Parents Warn About Electric Shock Drowning After 15-Year-Old Daughter Tragically Dies

Parents Warn About Electric Shock Drowning After 15-Year-Old Daughter Tragically Dies
Excursion ships at the boat dock of lake Koenigssee Germany, on Aug. 8, 2018. (Christof Stache/ AFP/Getty Images)
Isabel van Brugen
6/15/2019
Updated:
6/15/2019

The parents of a 15-year-old girl who died from an electric shock drowning in 2016 are warning others about the dangers of the rare phenomenon that took their daughter’s life.

Carmen Johnson was taking a swim in Smith Lake near her family’s lake house in Alabama on April 16, 2016, when the tragedy struck.

“I’ve been around water all my life, and I never thought that electricity in a huge body of water like that could do what it did,” her father, Jimmy Johnson, 49, told CBS News.

“It is something that even people like me now after all these years never had any idea that this even happened.”

Carmen invited friends along to her family’s vacation home, and her dad saw her dive into the lake from the top of the two-story dock, while her friend Reagan jumped in shortly after.

He quickly realized he hadn’t lowered the ladder into the lake to make it easier for them to get up, so he put it in the water, unaware it carried an electric charge from a faulty light switch.

Jimmy suddenly heard the girls scream for help and instantly knew something was wrong.

“My wife thought [Carmen] had done something to her neck, which paralyzed her,” Jimmy said. “She started going underwater.”

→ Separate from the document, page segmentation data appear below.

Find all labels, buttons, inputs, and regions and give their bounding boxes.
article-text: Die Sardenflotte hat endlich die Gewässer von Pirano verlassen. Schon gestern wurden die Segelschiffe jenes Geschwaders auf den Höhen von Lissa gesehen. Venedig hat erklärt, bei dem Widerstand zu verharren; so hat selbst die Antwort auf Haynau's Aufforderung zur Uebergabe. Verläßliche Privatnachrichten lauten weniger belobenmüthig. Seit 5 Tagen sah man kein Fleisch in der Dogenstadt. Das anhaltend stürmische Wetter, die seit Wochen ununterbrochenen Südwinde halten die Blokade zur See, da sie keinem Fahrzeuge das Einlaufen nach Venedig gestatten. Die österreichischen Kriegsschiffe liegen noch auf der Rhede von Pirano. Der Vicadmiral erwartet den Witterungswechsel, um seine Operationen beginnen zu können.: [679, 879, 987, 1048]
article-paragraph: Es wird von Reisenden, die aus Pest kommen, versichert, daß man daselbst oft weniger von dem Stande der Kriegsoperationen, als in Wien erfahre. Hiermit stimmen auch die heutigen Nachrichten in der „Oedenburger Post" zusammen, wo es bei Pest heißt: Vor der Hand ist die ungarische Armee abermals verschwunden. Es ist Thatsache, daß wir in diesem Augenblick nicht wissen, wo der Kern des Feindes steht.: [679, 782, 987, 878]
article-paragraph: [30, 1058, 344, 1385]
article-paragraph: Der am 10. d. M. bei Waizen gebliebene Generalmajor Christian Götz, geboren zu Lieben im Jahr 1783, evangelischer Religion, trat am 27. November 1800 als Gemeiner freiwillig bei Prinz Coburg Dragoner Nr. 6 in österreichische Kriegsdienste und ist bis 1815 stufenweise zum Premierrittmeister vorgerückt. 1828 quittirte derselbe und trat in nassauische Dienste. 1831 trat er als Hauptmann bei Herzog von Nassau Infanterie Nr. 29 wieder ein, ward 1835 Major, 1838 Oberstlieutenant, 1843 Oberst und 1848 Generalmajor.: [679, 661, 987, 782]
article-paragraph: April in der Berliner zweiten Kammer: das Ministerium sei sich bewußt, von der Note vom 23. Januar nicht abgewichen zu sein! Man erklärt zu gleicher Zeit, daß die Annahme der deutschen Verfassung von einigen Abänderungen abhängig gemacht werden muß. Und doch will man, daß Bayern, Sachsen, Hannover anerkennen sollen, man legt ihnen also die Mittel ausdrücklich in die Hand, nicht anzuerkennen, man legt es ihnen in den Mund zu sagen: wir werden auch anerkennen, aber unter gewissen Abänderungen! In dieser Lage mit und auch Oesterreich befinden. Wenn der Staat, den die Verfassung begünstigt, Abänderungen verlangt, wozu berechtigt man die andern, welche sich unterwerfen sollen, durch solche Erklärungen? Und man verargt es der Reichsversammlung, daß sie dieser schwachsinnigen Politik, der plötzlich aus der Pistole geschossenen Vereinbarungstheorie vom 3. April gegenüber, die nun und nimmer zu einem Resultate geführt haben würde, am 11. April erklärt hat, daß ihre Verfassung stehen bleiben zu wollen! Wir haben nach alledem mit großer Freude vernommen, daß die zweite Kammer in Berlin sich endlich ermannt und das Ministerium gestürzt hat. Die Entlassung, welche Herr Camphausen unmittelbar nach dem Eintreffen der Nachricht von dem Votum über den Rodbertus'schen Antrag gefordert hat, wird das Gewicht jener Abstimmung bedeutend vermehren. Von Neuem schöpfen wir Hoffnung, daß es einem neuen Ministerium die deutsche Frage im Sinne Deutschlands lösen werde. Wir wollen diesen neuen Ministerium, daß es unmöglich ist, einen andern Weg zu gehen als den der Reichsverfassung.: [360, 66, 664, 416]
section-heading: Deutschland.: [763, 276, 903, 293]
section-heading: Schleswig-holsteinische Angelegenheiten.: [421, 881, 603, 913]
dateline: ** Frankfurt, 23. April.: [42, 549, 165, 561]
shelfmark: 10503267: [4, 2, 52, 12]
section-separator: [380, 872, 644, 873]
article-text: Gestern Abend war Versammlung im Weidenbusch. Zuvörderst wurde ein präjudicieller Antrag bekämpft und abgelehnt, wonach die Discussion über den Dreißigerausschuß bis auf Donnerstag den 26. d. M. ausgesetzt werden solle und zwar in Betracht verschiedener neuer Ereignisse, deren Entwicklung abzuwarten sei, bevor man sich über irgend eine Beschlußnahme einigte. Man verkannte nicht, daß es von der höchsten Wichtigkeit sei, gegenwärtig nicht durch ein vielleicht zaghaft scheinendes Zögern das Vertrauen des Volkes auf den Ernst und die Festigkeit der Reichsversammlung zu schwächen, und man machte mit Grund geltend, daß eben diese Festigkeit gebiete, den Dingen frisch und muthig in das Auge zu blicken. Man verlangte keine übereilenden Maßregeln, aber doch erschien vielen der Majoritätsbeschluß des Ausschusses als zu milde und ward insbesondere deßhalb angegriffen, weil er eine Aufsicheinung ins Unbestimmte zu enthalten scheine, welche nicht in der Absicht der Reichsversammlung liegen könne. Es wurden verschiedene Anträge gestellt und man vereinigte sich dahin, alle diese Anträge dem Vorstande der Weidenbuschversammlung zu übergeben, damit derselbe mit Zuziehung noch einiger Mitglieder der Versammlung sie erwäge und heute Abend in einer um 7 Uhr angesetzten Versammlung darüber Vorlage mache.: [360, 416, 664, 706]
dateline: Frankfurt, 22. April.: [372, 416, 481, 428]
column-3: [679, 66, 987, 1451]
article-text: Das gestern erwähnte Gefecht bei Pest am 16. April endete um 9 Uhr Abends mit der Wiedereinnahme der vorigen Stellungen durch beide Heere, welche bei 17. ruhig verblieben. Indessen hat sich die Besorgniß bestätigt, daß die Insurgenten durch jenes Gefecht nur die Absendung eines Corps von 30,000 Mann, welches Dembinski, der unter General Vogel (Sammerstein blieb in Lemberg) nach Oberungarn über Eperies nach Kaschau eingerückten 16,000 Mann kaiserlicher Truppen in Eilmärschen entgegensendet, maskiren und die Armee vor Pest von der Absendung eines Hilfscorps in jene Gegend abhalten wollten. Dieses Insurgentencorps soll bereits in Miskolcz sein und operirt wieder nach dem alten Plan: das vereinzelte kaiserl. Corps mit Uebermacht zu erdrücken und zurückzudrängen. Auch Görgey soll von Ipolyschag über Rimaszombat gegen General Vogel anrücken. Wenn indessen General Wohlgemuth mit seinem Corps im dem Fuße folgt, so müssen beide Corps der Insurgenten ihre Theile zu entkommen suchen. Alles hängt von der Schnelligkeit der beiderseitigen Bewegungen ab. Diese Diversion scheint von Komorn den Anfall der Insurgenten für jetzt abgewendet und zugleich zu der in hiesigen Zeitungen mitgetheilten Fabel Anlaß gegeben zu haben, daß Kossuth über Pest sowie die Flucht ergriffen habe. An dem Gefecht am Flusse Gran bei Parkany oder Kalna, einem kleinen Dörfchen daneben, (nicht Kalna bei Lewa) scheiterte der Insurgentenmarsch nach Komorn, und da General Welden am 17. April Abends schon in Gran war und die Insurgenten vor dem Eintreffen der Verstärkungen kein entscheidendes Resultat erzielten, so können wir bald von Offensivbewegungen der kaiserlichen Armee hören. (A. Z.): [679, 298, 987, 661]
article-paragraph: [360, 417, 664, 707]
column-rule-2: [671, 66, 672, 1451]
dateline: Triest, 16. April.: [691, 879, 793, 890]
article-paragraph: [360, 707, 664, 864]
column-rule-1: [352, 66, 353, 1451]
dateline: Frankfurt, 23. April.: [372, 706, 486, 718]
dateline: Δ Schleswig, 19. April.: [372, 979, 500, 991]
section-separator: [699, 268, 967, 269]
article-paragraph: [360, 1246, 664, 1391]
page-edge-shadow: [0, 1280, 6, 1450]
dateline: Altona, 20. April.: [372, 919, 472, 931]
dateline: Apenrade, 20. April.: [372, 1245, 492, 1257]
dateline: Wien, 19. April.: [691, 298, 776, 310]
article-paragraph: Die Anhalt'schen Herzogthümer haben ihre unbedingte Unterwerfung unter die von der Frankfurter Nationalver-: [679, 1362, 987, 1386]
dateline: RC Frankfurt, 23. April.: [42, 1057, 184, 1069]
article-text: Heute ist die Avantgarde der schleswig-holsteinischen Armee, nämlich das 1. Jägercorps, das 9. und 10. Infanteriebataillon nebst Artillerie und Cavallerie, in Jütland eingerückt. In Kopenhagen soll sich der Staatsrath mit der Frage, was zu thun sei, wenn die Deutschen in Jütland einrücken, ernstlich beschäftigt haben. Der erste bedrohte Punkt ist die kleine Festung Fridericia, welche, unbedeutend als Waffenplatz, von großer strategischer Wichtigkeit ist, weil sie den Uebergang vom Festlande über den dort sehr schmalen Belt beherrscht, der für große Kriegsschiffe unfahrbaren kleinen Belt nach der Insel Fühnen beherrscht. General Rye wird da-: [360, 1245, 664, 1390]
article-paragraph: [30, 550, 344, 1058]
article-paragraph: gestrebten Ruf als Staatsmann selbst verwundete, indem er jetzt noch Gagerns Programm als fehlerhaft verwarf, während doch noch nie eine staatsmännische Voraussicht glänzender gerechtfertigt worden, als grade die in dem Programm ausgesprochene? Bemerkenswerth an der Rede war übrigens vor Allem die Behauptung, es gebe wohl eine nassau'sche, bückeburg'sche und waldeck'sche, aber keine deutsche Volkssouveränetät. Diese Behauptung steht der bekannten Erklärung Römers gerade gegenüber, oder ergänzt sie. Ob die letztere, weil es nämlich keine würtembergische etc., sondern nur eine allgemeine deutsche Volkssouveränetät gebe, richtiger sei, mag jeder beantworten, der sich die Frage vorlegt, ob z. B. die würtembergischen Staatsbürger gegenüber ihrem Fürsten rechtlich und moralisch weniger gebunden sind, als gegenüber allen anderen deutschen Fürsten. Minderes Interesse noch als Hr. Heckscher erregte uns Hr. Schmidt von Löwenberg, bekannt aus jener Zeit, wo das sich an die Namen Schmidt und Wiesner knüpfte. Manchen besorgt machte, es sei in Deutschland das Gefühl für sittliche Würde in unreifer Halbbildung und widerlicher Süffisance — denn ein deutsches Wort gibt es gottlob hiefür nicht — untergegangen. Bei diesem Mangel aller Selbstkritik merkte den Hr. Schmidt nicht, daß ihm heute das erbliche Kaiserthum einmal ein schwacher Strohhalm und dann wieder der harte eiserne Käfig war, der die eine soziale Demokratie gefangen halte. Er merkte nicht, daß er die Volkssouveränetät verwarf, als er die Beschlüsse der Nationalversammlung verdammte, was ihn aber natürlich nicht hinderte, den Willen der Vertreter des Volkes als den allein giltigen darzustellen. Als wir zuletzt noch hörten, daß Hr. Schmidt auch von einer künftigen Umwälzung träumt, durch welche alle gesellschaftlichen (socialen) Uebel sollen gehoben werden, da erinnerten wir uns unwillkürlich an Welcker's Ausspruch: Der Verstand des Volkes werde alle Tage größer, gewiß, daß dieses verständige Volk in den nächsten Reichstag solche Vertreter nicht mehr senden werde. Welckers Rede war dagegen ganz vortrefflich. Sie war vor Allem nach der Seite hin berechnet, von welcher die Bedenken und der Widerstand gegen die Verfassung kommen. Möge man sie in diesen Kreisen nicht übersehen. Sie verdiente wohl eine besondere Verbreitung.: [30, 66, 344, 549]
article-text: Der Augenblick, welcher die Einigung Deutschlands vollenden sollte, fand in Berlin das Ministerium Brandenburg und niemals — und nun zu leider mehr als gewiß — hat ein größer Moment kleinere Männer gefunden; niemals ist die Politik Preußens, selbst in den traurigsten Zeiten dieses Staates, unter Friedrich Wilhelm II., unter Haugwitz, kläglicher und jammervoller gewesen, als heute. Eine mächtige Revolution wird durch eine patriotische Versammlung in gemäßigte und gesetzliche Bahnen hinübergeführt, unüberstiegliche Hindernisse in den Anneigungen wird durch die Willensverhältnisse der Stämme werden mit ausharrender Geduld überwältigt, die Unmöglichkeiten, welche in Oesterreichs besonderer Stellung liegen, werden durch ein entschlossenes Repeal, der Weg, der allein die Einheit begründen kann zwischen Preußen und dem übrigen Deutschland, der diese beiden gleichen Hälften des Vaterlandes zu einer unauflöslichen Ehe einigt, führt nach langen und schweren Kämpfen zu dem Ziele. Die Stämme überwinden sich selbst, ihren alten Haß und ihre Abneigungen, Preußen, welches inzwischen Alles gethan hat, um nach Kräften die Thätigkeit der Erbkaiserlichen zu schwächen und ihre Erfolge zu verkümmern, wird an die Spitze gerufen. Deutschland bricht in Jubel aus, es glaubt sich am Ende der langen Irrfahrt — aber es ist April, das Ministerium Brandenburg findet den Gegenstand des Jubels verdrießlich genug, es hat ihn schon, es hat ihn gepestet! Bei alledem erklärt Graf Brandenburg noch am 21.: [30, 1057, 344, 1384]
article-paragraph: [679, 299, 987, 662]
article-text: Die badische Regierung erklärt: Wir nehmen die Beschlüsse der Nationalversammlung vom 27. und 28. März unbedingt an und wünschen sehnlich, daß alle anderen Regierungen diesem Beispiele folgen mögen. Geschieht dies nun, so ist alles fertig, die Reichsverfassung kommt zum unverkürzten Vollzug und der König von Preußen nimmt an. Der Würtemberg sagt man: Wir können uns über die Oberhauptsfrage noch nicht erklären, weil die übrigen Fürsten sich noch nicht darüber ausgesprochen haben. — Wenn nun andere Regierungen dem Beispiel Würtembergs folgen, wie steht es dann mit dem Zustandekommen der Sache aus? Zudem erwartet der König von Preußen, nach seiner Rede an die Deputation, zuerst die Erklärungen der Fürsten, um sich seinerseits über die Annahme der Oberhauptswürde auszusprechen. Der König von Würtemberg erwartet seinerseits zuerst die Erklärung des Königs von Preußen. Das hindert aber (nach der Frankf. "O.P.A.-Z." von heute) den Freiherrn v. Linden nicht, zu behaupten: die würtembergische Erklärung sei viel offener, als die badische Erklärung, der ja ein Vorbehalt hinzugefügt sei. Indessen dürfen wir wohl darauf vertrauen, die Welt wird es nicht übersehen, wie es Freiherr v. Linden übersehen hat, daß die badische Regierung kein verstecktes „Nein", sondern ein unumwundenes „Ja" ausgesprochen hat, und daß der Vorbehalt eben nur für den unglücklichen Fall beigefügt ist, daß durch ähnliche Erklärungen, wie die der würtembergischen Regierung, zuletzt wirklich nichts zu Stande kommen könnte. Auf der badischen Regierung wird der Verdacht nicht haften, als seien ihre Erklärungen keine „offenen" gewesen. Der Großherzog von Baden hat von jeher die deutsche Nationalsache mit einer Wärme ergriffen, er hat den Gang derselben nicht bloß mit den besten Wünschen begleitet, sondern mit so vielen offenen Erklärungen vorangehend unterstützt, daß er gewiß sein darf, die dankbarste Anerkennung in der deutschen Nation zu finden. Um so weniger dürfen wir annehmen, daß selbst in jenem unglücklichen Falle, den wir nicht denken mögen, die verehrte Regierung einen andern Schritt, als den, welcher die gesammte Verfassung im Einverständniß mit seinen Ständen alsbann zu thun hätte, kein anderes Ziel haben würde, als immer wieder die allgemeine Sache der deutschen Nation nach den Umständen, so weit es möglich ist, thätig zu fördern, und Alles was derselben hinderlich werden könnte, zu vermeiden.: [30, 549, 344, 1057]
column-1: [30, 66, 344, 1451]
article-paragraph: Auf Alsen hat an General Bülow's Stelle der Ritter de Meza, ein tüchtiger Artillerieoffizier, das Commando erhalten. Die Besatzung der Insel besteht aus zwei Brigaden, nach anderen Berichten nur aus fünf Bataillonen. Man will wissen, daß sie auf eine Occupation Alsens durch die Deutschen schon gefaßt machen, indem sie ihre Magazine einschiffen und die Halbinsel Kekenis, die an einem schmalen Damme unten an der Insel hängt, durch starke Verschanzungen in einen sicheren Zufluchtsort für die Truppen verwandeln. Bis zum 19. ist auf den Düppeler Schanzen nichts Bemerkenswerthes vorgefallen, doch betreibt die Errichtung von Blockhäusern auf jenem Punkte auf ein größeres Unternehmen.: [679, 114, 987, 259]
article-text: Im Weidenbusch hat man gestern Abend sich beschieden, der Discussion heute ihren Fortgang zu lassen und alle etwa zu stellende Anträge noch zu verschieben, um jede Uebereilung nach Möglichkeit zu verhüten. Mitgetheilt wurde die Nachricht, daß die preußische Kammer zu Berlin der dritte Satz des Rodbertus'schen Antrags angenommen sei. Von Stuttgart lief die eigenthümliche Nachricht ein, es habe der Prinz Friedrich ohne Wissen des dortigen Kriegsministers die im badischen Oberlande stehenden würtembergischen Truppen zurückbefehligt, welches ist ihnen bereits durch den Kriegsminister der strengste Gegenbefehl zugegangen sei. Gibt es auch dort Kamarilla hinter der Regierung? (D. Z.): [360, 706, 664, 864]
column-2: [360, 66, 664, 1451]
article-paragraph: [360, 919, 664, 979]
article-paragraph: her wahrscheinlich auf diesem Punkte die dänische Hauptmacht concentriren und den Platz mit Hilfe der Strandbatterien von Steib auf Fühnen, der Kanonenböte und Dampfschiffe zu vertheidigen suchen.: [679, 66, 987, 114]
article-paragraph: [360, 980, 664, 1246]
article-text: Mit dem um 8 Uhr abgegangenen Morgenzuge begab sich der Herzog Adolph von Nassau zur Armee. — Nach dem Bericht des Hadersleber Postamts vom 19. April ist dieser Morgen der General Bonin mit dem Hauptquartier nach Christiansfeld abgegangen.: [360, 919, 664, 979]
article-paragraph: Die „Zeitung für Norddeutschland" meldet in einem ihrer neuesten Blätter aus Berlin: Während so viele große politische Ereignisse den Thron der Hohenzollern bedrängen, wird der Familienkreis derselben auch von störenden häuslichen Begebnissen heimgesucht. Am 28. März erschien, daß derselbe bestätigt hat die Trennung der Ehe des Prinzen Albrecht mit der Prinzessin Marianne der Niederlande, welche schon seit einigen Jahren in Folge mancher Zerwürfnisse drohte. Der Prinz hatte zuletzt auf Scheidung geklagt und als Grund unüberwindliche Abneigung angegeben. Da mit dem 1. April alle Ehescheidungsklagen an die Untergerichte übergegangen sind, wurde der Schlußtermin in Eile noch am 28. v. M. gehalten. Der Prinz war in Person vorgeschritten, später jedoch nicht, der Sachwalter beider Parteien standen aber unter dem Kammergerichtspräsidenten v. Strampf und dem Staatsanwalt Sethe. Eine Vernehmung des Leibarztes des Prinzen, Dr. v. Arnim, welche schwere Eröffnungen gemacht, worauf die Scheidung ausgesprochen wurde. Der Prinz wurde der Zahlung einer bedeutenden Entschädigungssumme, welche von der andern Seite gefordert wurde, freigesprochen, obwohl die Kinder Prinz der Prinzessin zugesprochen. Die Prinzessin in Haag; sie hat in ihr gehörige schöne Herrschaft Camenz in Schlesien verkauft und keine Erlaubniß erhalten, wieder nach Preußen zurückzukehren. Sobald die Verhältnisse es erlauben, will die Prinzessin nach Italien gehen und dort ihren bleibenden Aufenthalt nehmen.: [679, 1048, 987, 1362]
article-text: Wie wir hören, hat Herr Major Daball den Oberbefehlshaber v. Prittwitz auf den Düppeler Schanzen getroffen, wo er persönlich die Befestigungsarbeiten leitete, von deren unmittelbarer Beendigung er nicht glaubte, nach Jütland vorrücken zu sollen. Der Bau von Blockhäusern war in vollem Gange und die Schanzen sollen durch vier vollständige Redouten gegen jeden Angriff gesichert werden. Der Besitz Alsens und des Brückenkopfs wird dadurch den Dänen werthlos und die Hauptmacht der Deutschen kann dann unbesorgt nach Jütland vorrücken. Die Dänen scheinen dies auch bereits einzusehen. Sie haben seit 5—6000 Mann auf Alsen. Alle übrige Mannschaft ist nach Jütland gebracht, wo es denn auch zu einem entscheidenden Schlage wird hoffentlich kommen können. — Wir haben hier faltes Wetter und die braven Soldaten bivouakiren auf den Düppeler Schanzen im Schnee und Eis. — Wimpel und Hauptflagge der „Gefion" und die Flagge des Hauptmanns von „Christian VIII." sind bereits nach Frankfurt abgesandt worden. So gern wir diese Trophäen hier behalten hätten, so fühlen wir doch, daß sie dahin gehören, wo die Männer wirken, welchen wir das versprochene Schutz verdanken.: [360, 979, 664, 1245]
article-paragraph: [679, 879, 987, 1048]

“I took off running between the two boat slips. I looked over to the right where the ladder was and [Reagan] was looking at me like ‘please help me.’ My daughter was three foot under like down to her knees,” he told TODAY.

He quickly jumped into the lake with his son, Zach, but both felt piercing electric shocks.

“I could feel the electrical current and it was so strong I couldn’t swim in it,” Jimmy told TODAY.

He described how he began to black out, but was able to scream, “Cut the power to the boat dock!”

His wife, Carmen, quickly cut the power and Jimmy, Reagan, and Zach made it out of the water, but Carmen drowned and died.

Later, Jimmy discovered that light switch at the dock had become infused with water, causing a strong electrically charged electric field.

An electrical current formed when he lowered the metal ladder into the lake, and the current traveled from the light switch to the ladder through the body of water where Reagan and his daughter were swimming.

“As they were swimming toward the dock, somewhere between the 5- to 10-foot range, is when they started feeling like they couldn’t swim,” he recalled.

Electric shock drowning is a rare phenomenon which occurs when electricity from a dock, boat, pool, or marina enters the water, and people are present. It causes muscle paralysis as the body is shocked by electricity, making it near impossible to swim.

According to the non-profit Electric Shock Drowning Prevention Association, “There is no visible warning or way to tell if water surrounding a boat, marina or dock is energized or within seconds will become energized with fatal levels of electricity.”

Low levels of electric current in the water can be extremely hazardous or even fatal, since voltage will “take a shortcut” through the human body, experts say, reported CBS News.

Jimmy told TODAY if he had known about the phenomena before the tragedy struck his daughter could still be alive today.

“You just never know when something unpredictable like that could happen,” he said.

“I would never have thought electricity in that big of a body of water would be so strong—strong enough that I couldn’t swim in it.”

“If I would have known this could happen, or heard about it before—I am not sure if this would have happened to my daughter,” he added.